Matt Trevathan
Roadblock Title:
How We Stopped AI from Hallucinating Against Our Banking Core
Time:
Tuesday - 2:00 PM (Tower A)
Abstract:
Every financial institution eventually encounters the same problem: critical systems are proprietary, poorly documented, or understood by only a handful of experts.
At Nymbus, our team faced this challenge while working with a proprietary query language used to access core banking data. Traditional AI approaches quickly exposed a familiar problem—models can generate answers that look correct even when they’re completely wrong. In financial systems, that isn’t just inconvenient; it creates operational, reporting, and compliance risk.
In this session, we’ll share how we built an AI-assisted query system designed around a simple principle: models can help reason, but they should never be trusted as the source of truth. Instead of relying on generated answers, we grounded every interaction in system metadata, validated outputs against live environments, and continuously captured verified patterns from expert users.
Attendees will learn practical techniques for:
- Grounding AI outputs in authoritative system data rather than documentation alone
- Validating model-generated queries before they reach production systems
- Capturing and scaling institutional knowledge from domain experts
- Identifying where AI can safely accelerate work—and where it can amplify mistakes
- Building AI workflows that prioritize correctness, auditability, and human accountability
Whether you’re working with a banking core, legacy platform, vendor API, or internal system no one fully understands, you’ll leave with practical patterns for making AI useful without sacrificing control or trust.
Bio:
Matt Trevathan is a technology executive and prolific inventor with more than two decades of experience at the forefront of emerging technologies. His work has resulted in 271 patents spanning artificial intelligence, cloud computing, mobile technology, IoT, cybersecurity, and fintech.
As Chief Artificial Intelligence Officer at Nymbus, Matt leads the company’s AI strategy, governance, and innovation initiatives, helping community banks and credit unions responsibly adopt and scale AI. He oversees a team focused on transforming cutting-edge research into practical, production-ready solutions that drive operational efficiency, growth, and customer value.

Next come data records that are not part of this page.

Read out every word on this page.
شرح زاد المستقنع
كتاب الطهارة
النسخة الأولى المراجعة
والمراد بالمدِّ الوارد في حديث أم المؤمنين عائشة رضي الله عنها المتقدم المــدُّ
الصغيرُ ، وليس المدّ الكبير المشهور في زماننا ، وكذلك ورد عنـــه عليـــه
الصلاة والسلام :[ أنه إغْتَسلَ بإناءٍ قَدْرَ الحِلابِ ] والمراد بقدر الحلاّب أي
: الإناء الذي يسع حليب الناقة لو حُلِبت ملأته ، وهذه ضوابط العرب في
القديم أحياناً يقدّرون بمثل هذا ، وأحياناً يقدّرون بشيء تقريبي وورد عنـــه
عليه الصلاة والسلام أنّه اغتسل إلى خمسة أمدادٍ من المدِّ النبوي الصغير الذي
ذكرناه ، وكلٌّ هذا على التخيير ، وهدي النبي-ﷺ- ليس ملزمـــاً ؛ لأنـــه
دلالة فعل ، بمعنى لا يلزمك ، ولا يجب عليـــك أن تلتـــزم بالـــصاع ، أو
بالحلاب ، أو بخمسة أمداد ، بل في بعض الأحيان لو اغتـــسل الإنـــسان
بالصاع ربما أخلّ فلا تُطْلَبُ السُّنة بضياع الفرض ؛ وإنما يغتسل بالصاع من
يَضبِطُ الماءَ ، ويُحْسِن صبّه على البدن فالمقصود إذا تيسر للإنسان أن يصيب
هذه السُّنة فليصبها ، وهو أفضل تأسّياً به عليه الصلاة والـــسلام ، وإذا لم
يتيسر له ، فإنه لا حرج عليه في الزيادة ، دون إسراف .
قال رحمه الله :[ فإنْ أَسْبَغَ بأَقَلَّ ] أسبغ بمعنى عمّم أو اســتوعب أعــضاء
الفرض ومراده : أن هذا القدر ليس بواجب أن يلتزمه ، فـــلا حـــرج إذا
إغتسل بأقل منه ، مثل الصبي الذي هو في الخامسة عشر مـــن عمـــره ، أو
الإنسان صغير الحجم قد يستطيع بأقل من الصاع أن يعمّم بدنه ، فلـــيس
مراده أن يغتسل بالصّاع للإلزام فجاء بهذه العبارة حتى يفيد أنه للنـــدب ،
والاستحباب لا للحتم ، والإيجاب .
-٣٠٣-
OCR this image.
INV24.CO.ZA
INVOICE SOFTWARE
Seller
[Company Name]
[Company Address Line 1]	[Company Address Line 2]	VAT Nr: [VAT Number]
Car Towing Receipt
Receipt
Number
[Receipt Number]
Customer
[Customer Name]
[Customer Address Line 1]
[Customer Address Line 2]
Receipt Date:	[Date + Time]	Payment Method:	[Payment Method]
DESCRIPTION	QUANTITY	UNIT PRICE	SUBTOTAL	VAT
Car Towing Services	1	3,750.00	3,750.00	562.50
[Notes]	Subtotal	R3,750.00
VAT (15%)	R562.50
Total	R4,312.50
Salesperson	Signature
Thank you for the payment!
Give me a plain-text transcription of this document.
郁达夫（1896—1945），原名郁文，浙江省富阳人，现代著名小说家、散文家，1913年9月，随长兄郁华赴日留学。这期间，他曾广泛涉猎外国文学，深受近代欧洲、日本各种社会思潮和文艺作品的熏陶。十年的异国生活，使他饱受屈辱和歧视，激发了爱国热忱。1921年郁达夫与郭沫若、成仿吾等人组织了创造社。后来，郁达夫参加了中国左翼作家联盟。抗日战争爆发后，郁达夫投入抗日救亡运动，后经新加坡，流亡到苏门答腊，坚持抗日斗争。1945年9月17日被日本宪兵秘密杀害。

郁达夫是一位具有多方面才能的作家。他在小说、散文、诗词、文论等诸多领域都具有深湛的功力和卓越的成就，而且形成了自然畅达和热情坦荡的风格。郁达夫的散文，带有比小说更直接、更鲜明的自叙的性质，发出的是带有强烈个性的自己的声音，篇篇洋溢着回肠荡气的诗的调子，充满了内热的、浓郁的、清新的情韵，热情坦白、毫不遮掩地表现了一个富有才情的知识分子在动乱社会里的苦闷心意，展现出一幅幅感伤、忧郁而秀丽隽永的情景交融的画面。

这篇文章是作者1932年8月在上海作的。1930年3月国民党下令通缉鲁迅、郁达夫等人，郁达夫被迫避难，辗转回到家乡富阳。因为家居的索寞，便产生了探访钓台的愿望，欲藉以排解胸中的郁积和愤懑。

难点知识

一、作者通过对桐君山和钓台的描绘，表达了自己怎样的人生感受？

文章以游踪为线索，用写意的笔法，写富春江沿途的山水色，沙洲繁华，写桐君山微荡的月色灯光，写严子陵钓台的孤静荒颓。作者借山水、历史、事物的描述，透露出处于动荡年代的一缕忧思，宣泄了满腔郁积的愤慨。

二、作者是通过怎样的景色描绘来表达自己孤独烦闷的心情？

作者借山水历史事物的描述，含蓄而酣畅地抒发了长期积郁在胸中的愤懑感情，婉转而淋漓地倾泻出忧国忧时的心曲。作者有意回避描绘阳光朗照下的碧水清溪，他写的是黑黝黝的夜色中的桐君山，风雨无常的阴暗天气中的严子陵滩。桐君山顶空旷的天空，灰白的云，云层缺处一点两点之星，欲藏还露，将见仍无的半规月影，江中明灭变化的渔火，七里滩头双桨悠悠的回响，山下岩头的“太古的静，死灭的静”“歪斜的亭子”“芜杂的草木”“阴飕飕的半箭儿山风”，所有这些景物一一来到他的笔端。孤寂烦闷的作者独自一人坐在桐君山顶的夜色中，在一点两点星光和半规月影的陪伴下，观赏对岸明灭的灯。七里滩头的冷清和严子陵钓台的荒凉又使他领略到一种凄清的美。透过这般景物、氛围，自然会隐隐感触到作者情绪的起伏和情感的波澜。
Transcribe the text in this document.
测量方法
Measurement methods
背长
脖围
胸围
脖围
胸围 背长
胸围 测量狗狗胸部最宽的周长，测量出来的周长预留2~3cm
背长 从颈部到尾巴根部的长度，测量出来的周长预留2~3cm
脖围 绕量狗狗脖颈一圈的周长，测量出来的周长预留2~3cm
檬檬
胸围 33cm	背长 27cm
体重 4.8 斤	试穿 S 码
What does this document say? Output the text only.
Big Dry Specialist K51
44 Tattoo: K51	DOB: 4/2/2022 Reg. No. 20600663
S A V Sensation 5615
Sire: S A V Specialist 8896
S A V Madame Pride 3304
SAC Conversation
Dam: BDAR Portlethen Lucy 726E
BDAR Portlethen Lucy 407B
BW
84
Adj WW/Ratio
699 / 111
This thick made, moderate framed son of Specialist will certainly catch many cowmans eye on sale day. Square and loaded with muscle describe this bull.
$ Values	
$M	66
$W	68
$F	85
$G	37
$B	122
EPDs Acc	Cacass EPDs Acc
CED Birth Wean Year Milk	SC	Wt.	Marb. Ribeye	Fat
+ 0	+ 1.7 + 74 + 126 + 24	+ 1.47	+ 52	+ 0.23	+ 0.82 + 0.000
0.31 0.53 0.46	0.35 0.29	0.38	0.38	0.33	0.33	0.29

Prior to Nymbus, Matt spent more than a decade at IBM, serving as Chief Architect for Mobile Solutions and helping pioneer technologies that anticipated industry standards. He later led IoT and Emerging Technologies at Kony (now Temenos) and founded CitizenTrader, a fintech platform focused on market sentiment and risk analysis. Matt is recognized for turning emerging technologies into practical, scalable solutions that drive business innovation.